Наиболее активную пропагандистскую деятельность развернул якутский купец Д. Винокуров, имевший тогда среди аборигенов острова большой авторитет. Он регулярно проводил съезды представителей коренных жителей. Людям особенно запомнился последний съезд в феврале 1925 года. На нём присутствовало около 100 человек. Винокуров пригласил на него представителей японского военно-административного управления.
От имени японцев выступил генерал-майор: «Скоро сюда придет Красная армия. Японские войска уйдут в Японию. Мы уходим отсюда ненадолго. Через год-два опять будет война. Вы – охотники, все умеете хорошо стрелять, и когда мы начнем, вы должны нам помочь».
После съезда довольный Винокуров приказал выставить свои запасы вина. Гуляли всю ночь, а наутро разъехались по стойбищам. На прощание Винокуров наказал рассказывать о решениях съезда всем местным жителям. В стойбищах согласились со всем, что было сказано на съезде, но убивать людей отказались… (Н. Вишневский. «Отасу»).
Японцам всё же пришлось уйти с северного Сахалина. В апреле 1925 года прибыли первые представители российского управления.
В те дни огромную роль сыграли советские пограничники. В Александровске, Пильво, Охе, Ногликах, Ныйво, Чайво военные разъясняли местному населению сущность советской власти, её цели и задачи.
Чтобы контролировать почти безлюдную территорию пограничникам приходилось преодолевать по бездорожью, непроходимой тайге, по крутым ущельям, марям и болотам с небольшим запасом продуктов огромные расстояния. Выручали местные аборигены: сопровождали военных, перевозили через реки, заливы на лодках, зимой на собаках, показывали съедобные травы, коренья, ягоду, снабжали свежей рыбой, ороки (уйльта) делились олениной (Из воспоминаний бывшего пограничника, историка А. М. Пашкова).
Так почему же пятилетка 1920-1925 гг. практически не сохранилась в памяти народа? Почему в воспоминаниях моих земляков-нивхов я не услышала негативных отзывов о пятилетней оккупации нашей территории? Ни одного рассказа об убитом, замученном, разоренном японцами аборигене.
Возможно, это связано с тем, что японское военно-гражданское управление практически не вмешивалось в жизнь аборигенов.
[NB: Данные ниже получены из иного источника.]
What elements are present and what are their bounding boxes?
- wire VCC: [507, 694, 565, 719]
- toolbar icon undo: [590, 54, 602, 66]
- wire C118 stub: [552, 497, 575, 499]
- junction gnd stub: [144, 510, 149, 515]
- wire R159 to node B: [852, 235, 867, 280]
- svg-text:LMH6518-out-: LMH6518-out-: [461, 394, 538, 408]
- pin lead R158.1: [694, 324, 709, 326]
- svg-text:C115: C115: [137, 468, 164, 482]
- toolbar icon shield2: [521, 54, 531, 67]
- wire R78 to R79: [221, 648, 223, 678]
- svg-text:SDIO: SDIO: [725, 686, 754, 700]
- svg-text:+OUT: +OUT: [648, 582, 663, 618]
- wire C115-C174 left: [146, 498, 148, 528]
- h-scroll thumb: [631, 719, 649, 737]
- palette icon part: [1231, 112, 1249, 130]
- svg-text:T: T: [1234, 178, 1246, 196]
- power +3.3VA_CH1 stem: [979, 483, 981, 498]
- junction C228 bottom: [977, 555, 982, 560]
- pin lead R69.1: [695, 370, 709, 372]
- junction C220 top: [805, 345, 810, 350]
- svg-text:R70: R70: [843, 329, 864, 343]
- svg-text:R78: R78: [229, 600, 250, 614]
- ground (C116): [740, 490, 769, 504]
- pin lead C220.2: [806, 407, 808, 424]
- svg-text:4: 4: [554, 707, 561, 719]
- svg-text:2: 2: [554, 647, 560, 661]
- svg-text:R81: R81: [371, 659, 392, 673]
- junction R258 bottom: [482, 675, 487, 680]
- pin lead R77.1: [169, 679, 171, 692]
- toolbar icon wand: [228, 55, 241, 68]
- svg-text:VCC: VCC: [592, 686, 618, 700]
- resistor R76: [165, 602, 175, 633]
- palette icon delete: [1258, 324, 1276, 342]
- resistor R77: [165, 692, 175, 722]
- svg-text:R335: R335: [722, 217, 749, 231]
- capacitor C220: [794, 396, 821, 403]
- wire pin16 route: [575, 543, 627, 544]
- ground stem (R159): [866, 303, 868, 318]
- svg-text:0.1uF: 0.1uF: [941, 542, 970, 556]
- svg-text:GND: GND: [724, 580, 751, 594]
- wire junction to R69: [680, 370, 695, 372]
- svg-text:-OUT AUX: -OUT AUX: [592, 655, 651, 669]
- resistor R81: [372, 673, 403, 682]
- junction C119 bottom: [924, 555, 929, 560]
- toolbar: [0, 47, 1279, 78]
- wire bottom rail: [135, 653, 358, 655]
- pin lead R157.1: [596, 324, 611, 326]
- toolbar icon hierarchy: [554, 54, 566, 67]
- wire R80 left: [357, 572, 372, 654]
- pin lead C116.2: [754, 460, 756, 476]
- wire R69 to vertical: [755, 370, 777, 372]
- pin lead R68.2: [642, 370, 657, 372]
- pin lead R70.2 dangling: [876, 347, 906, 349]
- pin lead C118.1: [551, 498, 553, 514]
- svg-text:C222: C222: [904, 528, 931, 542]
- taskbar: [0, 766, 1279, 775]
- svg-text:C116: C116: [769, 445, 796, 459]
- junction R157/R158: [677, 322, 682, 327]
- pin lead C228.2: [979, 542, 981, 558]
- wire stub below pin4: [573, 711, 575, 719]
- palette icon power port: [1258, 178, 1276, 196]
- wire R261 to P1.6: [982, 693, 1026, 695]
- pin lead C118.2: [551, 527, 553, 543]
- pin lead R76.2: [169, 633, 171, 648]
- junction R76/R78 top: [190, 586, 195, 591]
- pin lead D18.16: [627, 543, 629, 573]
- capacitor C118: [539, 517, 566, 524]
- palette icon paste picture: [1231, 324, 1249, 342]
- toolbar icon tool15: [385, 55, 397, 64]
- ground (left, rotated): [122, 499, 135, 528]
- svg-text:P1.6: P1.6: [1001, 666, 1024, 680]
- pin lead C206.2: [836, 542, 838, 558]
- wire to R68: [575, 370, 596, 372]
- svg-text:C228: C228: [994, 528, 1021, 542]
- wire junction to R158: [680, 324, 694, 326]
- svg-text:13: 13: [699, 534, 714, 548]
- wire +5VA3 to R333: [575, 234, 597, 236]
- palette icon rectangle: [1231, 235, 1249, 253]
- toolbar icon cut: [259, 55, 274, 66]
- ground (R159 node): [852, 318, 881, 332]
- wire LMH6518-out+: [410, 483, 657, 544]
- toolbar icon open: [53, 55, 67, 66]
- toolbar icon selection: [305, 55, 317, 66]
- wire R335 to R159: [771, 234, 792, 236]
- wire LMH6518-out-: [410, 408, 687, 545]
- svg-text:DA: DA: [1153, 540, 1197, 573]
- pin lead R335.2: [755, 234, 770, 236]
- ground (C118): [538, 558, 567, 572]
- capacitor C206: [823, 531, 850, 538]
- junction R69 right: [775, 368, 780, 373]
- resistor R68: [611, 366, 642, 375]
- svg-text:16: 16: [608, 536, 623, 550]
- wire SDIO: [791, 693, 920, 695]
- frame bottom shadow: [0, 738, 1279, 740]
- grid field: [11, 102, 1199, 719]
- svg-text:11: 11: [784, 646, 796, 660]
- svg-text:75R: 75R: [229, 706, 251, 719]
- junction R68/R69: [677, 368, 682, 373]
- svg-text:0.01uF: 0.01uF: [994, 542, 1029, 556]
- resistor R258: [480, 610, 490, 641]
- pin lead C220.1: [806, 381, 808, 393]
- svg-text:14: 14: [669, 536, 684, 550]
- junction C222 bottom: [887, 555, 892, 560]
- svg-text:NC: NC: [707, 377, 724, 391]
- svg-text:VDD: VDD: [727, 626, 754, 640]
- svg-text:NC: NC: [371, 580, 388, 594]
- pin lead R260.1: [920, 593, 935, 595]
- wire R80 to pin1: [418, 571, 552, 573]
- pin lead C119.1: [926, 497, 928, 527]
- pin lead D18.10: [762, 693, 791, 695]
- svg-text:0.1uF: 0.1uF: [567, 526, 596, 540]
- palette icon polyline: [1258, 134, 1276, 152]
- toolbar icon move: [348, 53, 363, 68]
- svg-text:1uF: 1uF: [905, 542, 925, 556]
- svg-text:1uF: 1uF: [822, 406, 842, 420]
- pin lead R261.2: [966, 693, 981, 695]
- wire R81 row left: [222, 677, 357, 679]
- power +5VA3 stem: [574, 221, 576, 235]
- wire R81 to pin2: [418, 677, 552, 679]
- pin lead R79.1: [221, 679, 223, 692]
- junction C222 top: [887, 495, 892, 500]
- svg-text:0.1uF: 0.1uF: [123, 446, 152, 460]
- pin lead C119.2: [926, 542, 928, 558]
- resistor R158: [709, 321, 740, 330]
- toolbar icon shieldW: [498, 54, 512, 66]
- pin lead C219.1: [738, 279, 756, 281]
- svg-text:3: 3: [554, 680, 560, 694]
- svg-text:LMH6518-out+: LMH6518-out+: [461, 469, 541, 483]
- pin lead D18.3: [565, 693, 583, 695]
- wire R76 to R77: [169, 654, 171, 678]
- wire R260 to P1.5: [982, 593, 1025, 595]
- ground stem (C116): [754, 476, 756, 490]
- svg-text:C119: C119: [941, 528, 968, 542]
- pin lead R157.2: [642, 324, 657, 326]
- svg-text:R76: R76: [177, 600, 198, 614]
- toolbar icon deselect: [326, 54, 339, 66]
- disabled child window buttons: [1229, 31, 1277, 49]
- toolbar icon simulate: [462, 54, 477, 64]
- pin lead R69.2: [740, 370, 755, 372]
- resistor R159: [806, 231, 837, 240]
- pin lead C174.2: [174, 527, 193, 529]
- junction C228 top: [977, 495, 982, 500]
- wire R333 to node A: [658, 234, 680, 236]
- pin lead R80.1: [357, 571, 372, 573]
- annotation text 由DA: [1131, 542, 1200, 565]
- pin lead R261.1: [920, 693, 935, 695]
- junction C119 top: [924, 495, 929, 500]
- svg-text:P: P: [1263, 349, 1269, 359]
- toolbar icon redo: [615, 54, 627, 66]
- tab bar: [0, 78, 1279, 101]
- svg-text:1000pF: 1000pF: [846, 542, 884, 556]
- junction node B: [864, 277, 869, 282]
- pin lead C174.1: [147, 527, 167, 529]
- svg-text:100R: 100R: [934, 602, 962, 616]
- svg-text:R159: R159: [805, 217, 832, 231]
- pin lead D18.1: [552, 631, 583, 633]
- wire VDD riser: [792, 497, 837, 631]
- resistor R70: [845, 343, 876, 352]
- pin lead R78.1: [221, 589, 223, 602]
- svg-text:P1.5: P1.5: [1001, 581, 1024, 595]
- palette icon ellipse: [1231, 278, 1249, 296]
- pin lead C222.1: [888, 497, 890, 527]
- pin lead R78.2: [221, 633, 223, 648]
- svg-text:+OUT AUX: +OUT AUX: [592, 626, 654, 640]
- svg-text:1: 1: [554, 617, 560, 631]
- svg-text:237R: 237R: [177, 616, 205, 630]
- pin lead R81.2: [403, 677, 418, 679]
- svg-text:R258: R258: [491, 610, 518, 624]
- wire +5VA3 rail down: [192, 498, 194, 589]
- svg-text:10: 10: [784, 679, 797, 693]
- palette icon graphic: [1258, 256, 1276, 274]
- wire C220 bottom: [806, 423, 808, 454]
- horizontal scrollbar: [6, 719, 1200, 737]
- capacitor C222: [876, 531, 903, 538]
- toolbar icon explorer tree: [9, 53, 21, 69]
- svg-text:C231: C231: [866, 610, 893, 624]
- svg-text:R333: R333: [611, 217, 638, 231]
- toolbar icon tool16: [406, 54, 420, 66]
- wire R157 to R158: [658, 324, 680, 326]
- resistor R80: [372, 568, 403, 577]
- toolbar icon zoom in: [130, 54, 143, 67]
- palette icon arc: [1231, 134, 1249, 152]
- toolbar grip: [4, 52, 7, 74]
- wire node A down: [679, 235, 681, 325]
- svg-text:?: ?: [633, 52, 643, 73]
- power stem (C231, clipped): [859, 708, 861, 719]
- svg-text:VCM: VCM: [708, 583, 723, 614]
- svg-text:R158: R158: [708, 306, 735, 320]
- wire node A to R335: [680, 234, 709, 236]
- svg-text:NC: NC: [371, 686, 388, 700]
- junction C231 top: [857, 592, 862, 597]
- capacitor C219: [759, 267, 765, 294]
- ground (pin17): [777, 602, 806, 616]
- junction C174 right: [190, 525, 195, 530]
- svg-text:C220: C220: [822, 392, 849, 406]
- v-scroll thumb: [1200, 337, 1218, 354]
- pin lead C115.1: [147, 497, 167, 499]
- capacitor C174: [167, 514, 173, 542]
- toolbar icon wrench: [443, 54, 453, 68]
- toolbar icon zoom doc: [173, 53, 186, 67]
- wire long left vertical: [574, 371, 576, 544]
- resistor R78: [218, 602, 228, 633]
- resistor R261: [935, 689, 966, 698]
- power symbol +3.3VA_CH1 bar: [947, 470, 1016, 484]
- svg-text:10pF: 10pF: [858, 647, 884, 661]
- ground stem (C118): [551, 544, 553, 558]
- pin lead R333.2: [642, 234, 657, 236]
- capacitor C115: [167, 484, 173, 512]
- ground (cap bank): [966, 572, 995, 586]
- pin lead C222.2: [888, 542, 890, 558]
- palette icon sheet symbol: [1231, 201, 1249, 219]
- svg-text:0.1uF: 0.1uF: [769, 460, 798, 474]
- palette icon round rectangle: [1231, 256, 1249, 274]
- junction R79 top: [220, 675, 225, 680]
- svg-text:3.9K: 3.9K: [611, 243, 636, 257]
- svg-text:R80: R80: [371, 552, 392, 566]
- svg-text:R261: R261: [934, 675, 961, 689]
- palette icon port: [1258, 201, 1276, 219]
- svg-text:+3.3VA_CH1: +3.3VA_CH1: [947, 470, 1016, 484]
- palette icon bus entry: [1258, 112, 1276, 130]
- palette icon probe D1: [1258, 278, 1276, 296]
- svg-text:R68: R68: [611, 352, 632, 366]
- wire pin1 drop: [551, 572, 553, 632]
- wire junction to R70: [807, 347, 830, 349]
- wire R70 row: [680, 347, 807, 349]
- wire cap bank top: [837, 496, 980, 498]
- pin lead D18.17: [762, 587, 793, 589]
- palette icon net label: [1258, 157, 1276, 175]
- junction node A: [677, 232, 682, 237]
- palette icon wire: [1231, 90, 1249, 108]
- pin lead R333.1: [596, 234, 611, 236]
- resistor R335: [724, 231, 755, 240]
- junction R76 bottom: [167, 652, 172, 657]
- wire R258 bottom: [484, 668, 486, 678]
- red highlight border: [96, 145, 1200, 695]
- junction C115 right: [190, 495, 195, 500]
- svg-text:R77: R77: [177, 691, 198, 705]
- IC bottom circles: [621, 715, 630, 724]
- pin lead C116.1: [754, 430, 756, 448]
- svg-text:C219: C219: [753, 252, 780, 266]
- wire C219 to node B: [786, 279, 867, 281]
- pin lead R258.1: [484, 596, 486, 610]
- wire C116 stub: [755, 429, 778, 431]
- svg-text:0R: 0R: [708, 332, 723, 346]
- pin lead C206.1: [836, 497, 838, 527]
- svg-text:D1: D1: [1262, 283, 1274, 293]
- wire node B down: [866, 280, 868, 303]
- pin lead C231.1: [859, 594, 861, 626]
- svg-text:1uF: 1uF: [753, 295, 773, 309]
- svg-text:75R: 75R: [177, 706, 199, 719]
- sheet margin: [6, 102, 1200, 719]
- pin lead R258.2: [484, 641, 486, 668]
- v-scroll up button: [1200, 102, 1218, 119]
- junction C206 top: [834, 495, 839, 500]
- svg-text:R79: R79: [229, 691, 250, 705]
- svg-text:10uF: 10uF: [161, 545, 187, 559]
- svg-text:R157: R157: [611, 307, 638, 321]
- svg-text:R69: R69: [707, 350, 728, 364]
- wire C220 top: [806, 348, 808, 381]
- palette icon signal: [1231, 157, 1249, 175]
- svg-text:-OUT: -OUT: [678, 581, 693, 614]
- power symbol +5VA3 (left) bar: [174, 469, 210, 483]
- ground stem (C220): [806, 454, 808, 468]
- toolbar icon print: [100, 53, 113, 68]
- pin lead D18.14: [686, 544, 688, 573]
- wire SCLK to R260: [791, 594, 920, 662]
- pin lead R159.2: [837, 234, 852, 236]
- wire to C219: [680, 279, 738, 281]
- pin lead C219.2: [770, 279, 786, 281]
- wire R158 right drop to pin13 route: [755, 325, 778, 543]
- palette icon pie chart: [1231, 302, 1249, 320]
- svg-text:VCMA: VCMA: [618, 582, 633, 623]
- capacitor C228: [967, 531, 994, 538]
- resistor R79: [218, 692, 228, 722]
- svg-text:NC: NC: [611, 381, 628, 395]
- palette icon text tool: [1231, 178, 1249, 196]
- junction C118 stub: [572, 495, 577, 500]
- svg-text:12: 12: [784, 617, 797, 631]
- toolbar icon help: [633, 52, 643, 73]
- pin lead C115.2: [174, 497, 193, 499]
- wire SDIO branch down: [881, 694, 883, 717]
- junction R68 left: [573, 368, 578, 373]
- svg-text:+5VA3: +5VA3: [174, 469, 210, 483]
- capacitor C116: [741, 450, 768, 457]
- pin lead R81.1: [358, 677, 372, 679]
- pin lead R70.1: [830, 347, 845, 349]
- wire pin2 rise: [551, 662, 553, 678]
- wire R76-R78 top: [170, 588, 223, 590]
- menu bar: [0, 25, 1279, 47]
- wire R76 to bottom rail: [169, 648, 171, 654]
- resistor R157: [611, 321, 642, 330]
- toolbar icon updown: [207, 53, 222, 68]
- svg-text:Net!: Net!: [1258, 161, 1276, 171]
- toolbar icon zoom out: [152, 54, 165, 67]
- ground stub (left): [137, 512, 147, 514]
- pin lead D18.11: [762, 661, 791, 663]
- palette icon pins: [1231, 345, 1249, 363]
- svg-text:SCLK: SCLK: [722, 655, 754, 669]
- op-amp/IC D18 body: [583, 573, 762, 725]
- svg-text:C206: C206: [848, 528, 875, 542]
Нивхи, уйльта, эвенки не интересовали их как население. В национальных стойбищах располагались лишь небольшие военные посты, гарнизоны.
Оккупантов волновали лишь ресурсы северного Сахалина. Они поставили перед собой основную задачу: в короткие сроки максимально вывезти с Сахалина его природные богатства. Японцы выкачивали нефть, вырубали лес, выбивали пушнину, добывали рыбу и другие морепродукты, поскольку хорошо понимали, что Россия рано или поздно вернет себе утерянную территорию.